I have a (slightly) shared-memory optimized nbody kernel (only compiled by Nvrtc compiler):
R"(
// 20 flops per pair
extern "C"
__global__
void kernelAcceleration(const float * __restrict__ x, const float * __restrict__ y,
const float * __restrict__ z, float * vx, float * vy, float * vz,
const float * __restrict__ m)
{
int i=threadIdx.x + blockDim.x * blockIdx.x;
int k=threadIdx.x;
float fx =0;
float fy =0;
float fz =0;
float fx2 =0;
float fy2 =0;
float fz2 =0;
float x0=x[i];
float y0=y[i];
float z0=z[i];
__shared__ float sx[constant_hblockN];
__shared__ float sy[constant_hblockN];
__shared__ float sz[constant_hblockN];
__shared__ float sm[constant_hblockN];
bool doubleBuffer = false;
for(int j=constant_hblockN;j<constant_n;j+=constant_hblockN)
{
doubleBuffer=!doubleBuffer;
__syncthreads();
if(k<constant_hblockN)
{
sx[k]=x[j+k];
sy[k]=y[j+k];
sz[k]=z[j+k];
sm[k]=m[j+k];
}
__syncthreads();
#pragma unroll
for(int m=0;m<constant_hblockN;m+=2)
{
const int m1=m+1;
{
const float x1=sx[m];
const float y1=sy[m];
const float z1=sz[m];
const float dx=x1-x0;
const float dy=y1-y0;
const float dz=z1-z0;
float r=rsqrtf(dx*dx+dy*dy+dz*dz+0.01f);
r*=(r*r)*sm[m];
fx+=dx*(r);
fy+=dy*(r);
fz+=dz*(r);
}
{
const float x1=sx[m1];
const float y1=sy[m1];
const float z1=sz[m1];
const float dx=x1-x0;
const float dy=y1-y0;
const float dz=z1-z0;
float r=rsqrtf(dx*dx+dy*dy+dz*dz+0.01f);
r*=(r*r)*sm[m1];
fx2+=dx*(r);
fy2+=dy*(r);
fz2+=dz*(r);
}
}
}
vx[i]+=constant_dt*(fx+fx2)/m[i];
vy[i]+=constant_dt*(fy+fy2)/m[i];
vz[i]+=constant_dt*(fz+fz2)/m[i];
}
)"
this results in 375 GFLOPS on two Quadro-K420 devices each with 1 SM units of CC version 3.0.

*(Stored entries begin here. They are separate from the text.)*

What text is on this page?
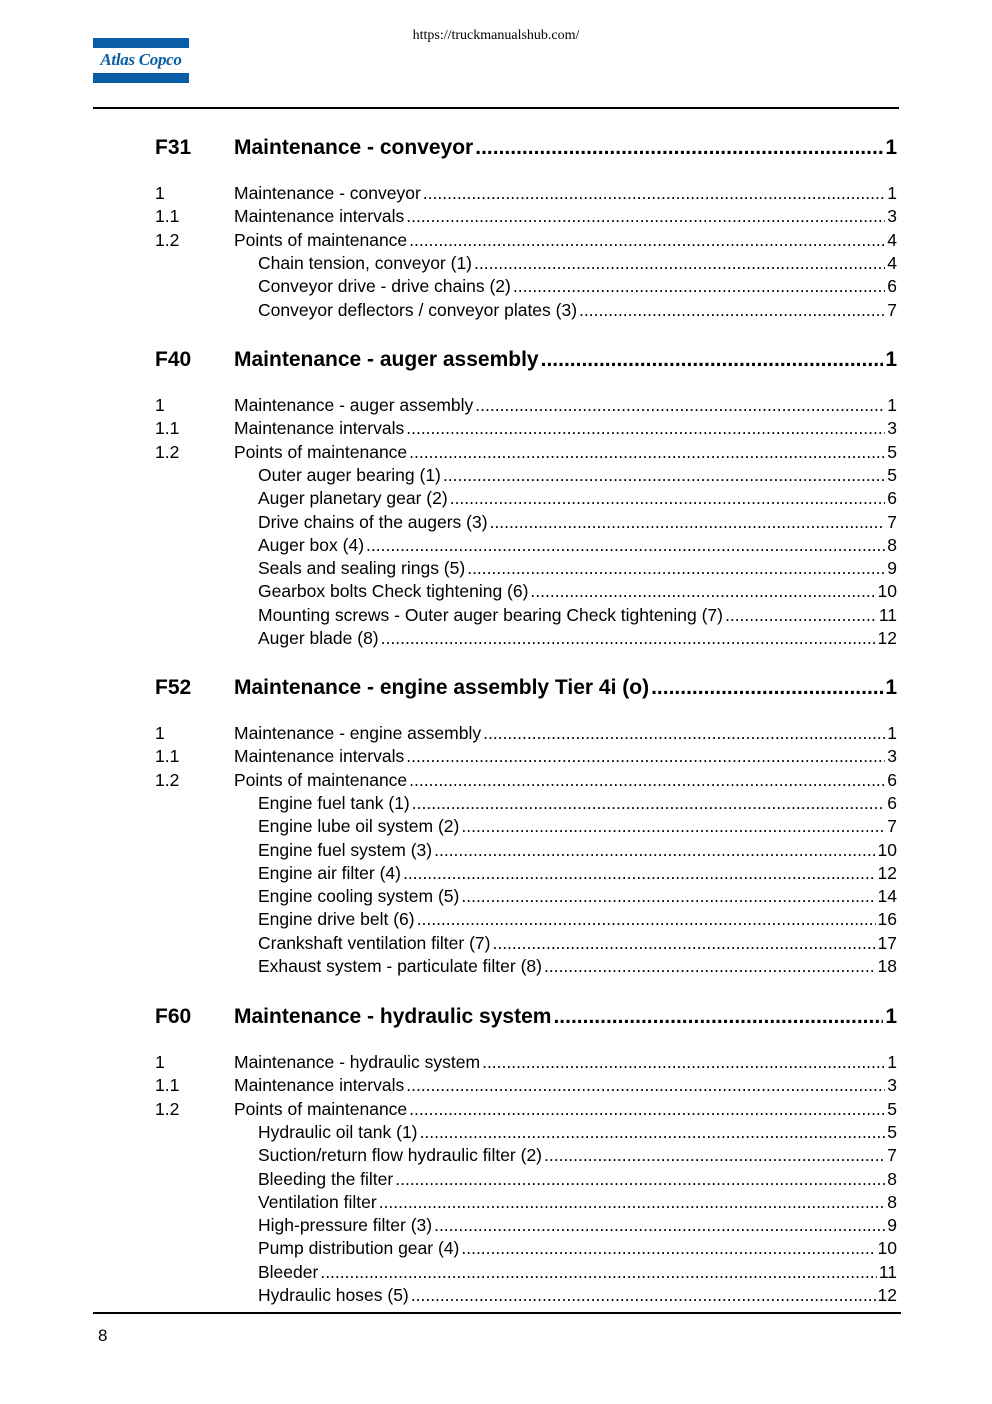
https://truckmanualshub.com/
Atlas Copco
F31 Maintenance - conveyor .....	1
1	Maintenance - conveyor .....	1
1.1	Maintenance intervals .....	3
1.2	Points of maintenance .....	4
Chain tension, conveyor (1) .....	4
Conveyor drive - drive chains (2) .....	6
Conveyor deflectors / conveyor plates (3) .....	7
F40 Maintenance - auger assembly .....	1
1	Maintenance - auger assembly .....	1
1.1	Maintenance intervals .....	3
1.2	Points of maintenance .....	5
Outer auger bearing (1) .....	5
Auger planetary gear (2) .....	6
Drive chains of the augers (3) .....	7
Auger box (4) .....	8
Seals and sealing rings (5) .....	9
Gearbox bolts Check tightening (6) .....	10
Mounting screws - Outer auger bearing Check tightening (7) .....	11
Auger blade (8) .....	12
F52 Maintenance - engine assembly Tier 4i (o) .....	1
1	Maintenance - engine assembly .....	1
1.1	Maintenance intervals .....	3
1.2	Points of maintenance .....	6
Engine fuel tank (1) .....	6
Engine lube oil system (2) .....	7
Engine fuel system (3) .....	10
Engine air filter (4) .....	12
Engine cooling system (5) .....	14
Engine drive belt (6) .....	16
Crankshaft ventilation filter (7) .....	17
Exhaust system - particulate filter (8) .....	18
F60 Maintenance - hydraulic system .....	1
1	Maintenance - hydraulic system .....	1
1.1	Maintenance intervals .....	3
1.2	Points of maintenance .....	5
Hydraulic oil tank (1) .....	5
Suction/return flow hydraulic filter (2) .....	7
Bleeding the filter .....	8
Ventilation filter .....	8
High-pressure filter (3) .....	9
Pump distribution gear (4) .....	10
Bleeder .....	11
Hydraulic hoses (5) .....	12
8
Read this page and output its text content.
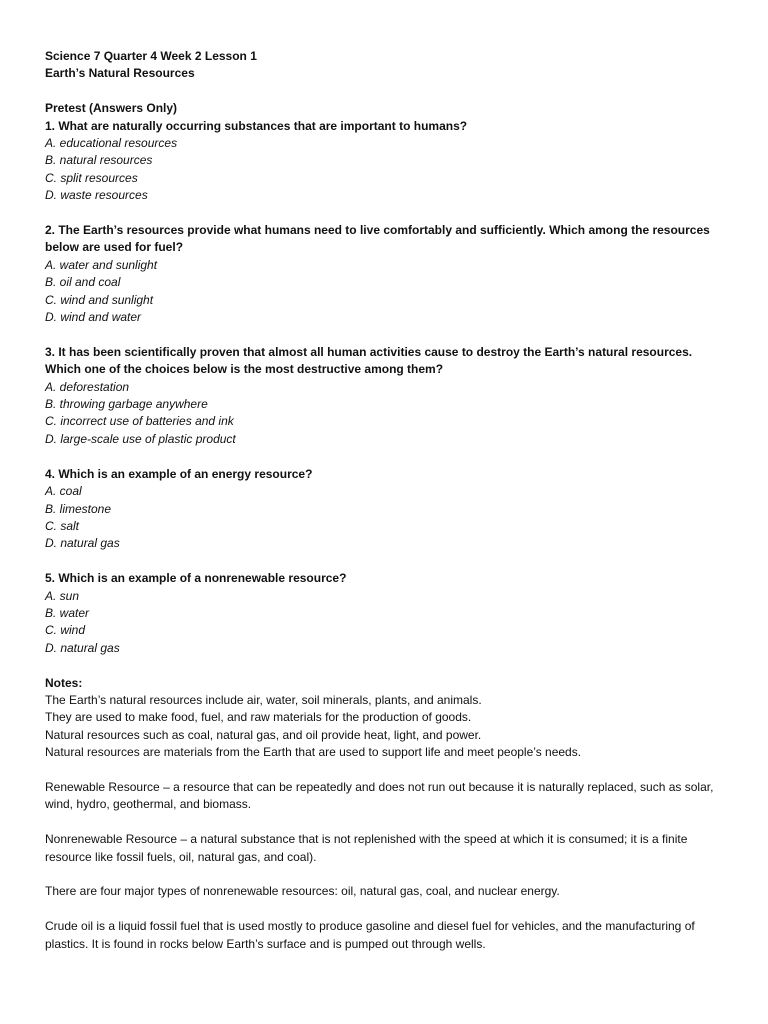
Science 7 Quarter 4 Week 2 Lesson 1
Earth’s Natural Resources
Pretest (Answers Only)
1. What are naturally occurring substances that are important to humans?
A. educational resources
B. natural resources
C. split resources
D. waste resources
2. The Earth’s resources provide what humans need to live comfortably and sufficiently. Which among the resources below are used for fuel?
A. water and sunlight
B. oil and coal
C. wind and sunlight
D. wind and water
3. It has been scientifically proven that almost all human activities cause to destroy the Earth’s natural resources. Which one of the choices below is the most destructive among them?
A. deforestation
B. throwing garbage anywhere
C. incorrect use of batteries and ink
D. large-scale use of plastic product
4. Which is an example of an energy resource?
A. coal
B. limestone
C. salt
D. natural gas
5. Which is an example of a nonrenewable resource?
A. sun
B. water
C. wind
D. natural gas
Notes:
The Earth’s natural resources include air, water, soil minerals, plants, and animals.
They are used to make food, fuel, and raw materials for the production of goods.
Natural resources such as coal, natural gas, and oil provide heat, light, and power.
Natural resources are materials from the Earth that are used to support life and meet people’s needs.
Renewable Resource – a resource that can be repeatedly and does not run out because it is naturally replaced, such as solar, wind, hydro, geothermal, and biomass.
Nonrenewable Resource – a natural substance that is not replenished with the speed at which it is consumed; it is a finite resource like fossil fuels, oil, natural gas, and coal).
There are four major types of nonrenewable resources: oil, natural gas, coal, and nuclear energy.
Crude oil is a liquid fossil fuel that is used mostly to produce gasoline and diesel fuel for vehicles, and the manufacturing of plastics. It is found in rocks below Earth’s surface and is pumped out through wells.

When looking at Nsight output for memory bandwidth:
I see L1 is not used. Also documentation says some Kepler versions use L1 only for local reads.
Question: is the " L1/shared 150 GB/s" bandwidth here total of a common unitifed cache or are these values separately summed? Do I need to use local memory reading on top of this kernel, to get the 150GB/s up to the 200GB/s levels?
What happens when atomic operations exist? Do they have additional (but low) bandwidth or they add up to all other memory requests that use same cache hardware?